Everyone is either sick or will become so. The brutality that health-as-capital commits forces us to “cease to be soldiers in the army of the upright,” as Virginia Woolf put it—we “become deserters.” The old adage that socialism never took root in America because the poor see themselves not as an exploited proletariat but as temporarily embarrassed millionaires seems to apply to health, too: only a people delusional that they will always be healthy and available for work could believe our capitalist arrangement of society to be anything but tyrannical, hateful, and targetedly cruel to the ill. As Russell puts it, “people with disabilities function as canaries in the coal mine” for what healthy workers can expect with the progression of capitalism. Yet, it is easy to erase the sites where illness occurs outside the workplace (hospitals, clinics, asylums, and the home) as those of political struggle. Foucault analyzed the conversion of leper management into plague management: lepers had been treated with exclusion from social life outside the community, while early modern plague management brought a more disciplinary approach, relegating bodies to confinement in homes. Where we put the sick determines what political action might look like and what we mean when we talk about “visibility.”

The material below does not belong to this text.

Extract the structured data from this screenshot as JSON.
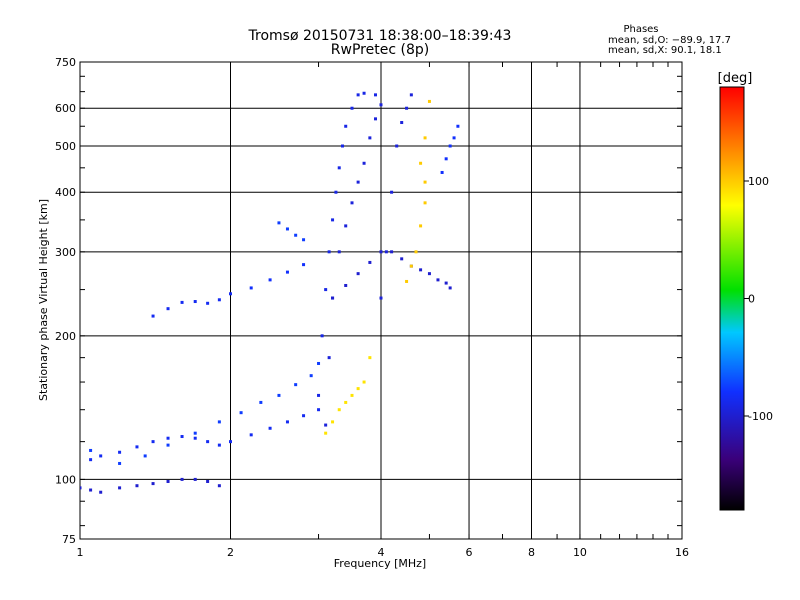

The Socialist Patients’ Collective (SPK), a West German organization of patients and doctor allies founded in 1970, thought illness was both the condition and the result of capitalism, the group’s ethos summated in the slogan “Turn illness into a weapon.” By reframing illness as a contradiction created by capitalism—and health as a “biological fascist fantasy”—the SPK held the conditions that the sick must live under accountable for their suffering, as opposed to treating suffering as an inevitability of biology. Their project of unifying and mobilizing the “sick proletariat” has been largely lost to history. The most comprehensive history of the group published in English can be found in Adler-Bolton and Vierkant’s Health Communism. They write, “Unlike other self-organized patient groups and their counterparts in the anti-psychiatry movement, SPK uniquely combined Marxist political theory, social science analysis, and what they termed ‘therapeutic praxis’ to create an improvised, in-patient community with the express collectivist goal of researching the connections between capitalism, madness, eugenics, and the individuation of illness under political economies of work and care.” As I began writing this book in graduate school, lines from the group’s manifesto littered my desk:
Subjectively the sick person is compelled through his or her suffering to make his existence, his life, the object of his consciousness.
Illness is inseparably bound up with psychological stress, with the need for change, with the need for production.
The success of the “treatment” gets reified in the reproduction of the sick person’s employability, of their ability to function in the anti-human, illness-engendering social production process of capital, in their “rehabilitation.”
Anyone can become acutely ill, all are potential patients.